2Babraham Institute, Cambridge, UK
We have developed a sequencing method on the Pacific Biosciences RS sequencer (the PacBio) for small DNA molecules that avoids the need for a standard library preparation. To date this approach has been applied toward sequencing single-stranded and double-stranded viral genomes, bacterial plasmids, plasmid vector models for DNA-modification analysis, and linear DNA fragments covering an entire bacterial genome. Using direct sequencing it is possible to generate sequence data from as little as 1 ng of DNA, offering a significant advantage over current protocols which typically require 400–500 ng of sheared DNA for the library preparation.
Pacific Biosciences (Menlo Park, CA, USA) have developed a platform that will sequence a single molecule of DNA in real-time via the polymerization of that strand with a single polymerase (1-6). This technique has many benefits over multi-molecule (clonal) sequencing technologies (7, 8); one such potential advantage is that it may not be absolutely necessary to make a library (i.e., create SMRT bells (9)) to generate sequence data. The only input (molecular) requirements to enable sequencing are a primed piece of DNA; both single-stranded and double-stranded molecules will work. The polymerase is necessarily highly processive starting with a location on the DNA at which it can bind, i.e., a free 3′-OH group. We decided to test whether any primed DNA molecules, lacking any other features of a PacBio SMRT bell, could be used directly in a sequencing reaction. The bound complex (DNA-primer-polymerase), although lacking PacBio adapter sequences, can still be sequenced on the PacBio platform. The present efficiency of this process, in terms of the numbers of reads generated and Mb yield per SMRT cell, is considerably less than that using standard libraries. With standard methods a typical SMRT cell will yield 35,000–50,000 reads and 100–160 Mb of mapped bases. The direct sequencing method described here has generated up to 3000 reads per SMRT cell and therefore its utility is limited to small genomes. However, this approach enables one to acquire sequence data from comparatively low amounts of DNA, even less than 1 ng of input, and within eight hours from receiving the sample. There is a slight time saving, compared with the 12 h required for standard library prep. This is not the main advantage, though it does now offer a route from sample to sequence within an average working day.
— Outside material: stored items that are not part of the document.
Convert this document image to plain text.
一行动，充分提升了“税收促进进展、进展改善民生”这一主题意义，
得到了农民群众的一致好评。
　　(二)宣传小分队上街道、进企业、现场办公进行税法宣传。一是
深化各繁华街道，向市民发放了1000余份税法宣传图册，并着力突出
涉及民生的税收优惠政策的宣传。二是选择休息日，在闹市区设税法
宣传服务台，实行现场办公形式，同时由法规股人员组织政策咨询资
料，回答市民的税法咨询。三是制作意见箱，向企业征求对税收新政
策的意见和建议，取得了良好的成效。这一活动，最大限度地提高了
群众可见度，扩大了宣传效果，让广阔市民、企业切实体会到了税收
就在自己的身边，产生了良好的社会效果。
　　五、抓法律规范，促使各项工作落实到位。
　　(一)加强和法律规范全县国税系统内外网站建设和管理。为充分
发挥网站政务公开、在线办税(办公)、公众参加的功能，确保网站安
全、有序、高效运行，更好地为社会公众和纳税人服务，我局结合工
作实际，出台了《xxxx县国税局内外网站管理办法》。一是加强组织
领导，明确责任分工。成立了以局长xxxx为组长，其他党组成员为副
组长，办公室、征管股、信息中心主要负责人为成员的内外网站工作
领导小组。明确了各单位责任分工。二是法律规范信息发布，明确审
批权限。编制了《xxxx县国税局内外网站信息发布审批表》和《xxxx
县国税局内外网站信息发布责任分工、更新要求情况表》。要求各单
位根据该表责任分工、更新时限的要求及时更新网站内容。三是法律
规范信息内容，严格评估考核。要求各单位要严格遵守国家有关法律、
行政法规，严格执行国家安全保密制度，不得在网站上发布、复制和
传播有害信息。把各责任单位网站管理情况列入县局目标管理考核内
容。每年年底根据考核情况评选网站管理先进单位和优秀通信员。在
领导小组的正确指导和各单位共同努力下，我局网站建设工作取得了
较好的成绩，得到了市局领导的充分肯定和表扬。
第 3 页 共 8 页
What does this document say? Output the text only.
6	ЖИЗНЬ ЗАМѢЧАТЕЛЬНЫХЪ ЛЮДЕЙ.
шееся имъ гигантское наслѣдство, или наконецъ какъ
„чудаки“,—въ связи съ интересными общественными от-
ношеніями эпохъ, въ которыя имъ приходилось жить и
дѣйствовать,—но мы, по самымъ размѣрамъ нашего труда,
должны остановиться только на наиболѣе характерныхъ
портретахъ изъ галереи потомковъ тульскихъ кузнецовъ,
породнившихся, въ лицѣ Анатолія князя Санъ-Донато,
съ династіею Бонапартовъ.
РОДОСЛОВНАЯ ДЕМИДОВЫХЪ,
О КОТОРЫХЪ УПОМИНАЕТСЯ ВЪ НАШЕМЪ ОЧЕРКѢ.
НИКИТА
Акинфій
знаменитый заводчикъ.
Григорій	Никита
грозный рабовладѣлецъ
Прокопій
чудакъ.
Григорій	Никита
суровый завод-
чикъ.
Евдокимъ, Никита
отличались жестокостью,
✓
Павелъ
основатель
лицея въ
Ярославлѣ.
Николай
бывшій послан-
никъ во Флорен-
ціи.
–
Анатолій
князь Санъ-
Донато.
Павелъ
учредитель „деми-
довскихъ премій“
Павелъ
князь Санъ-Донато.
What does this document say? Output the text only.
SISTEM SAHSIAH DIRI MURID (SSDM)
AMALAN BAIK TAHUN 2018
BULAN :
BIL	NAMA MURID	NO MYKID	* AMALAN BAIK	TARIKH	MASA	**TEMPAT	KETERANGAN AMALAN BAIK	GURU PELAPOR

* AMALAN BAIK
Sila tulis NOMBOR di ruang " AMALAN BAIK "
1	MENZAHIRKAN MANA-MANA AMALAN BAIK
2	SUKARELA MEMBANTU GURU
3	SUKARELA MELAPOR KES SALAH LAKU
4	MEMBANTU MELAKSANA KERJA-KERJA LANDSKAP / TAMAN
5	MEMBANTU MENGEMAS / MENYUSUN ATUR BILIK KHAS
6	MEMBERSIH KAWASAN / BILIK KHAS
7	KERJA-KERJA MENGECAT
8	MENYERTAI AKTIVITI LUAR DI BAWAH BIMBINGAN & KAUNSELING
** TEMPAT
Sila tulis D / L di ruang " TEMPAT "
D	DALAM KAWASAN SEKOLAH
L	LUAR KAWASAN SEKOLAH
This protocol may be of benefit to the direct sequencing of plasmids, single-standed or double-stranded viruses, mitochondrial DNA, and microbial pathogens in a clinical setting.
Materials and methods
M13mp18 viral DNA (both single-stranded and double-stranded; catalog no. N4040S and N4018S, respectively) and M13 forward (5′-GTTTTCCCAGTCACGAC-3′) and reverse sequencing primers (5′-AACAGCTATGACCATG-3′) were from New England Biolabs (Hitchin, UK). Methicillin-resistant Staphylococcus aureus (MRSA) plasmids were purified from a solution prep of S. aureus TW20 using a Qiagen (Crawley, UK) Plasmid Midi Kit with Qiagen Genomic-tip 100/G following the manufacturer's “very low-copy plasmid/cosmid purification protocol” from a 500 ml culture. Plasmid Safe DNase (Epicentre Biotechnologies, Madison, WI, USA) was used to reduce the amount of linear single- and double-stranded molecules from the TW20 plasmid prep. Random hexamer primers from Roche (Welwyn Garden City, UK) were used, as provided in the Transcriptor First Strand cDNA Synthesis Kit. pET28a plasmid vectors encoding EcoDamI methyltransferase (Dam constructs) expressed in dam-/dcm Escherichia coli cells, were prepared in-house. Components from the DNA/ Polymerase Binding Kit 2.0 from Pacific Biosciences were used during the annealing and binding reactions. The Annealing and Binding Calculator (version 1.3.1) provided by Pacific Biosciences was used to calculate the concentration of bound complex to be loaded onto the sample plate for the instrument. An MJ PTC-225 thermocycler from MJ Research (Watertown, MA, USA) was used for the annealing and binding reactions. The PacBio DNA Sequencing Kit 2.0 (8Rxn) and SMRT Cell 8Pac v2 (8 Cells) were used for sequencing. Sequence analysis was performed with SMRT portal, SMRT pipe, and SMRT View, version 1.3.1, and Motif Finder, version 0807, all from Pacific Biosciences.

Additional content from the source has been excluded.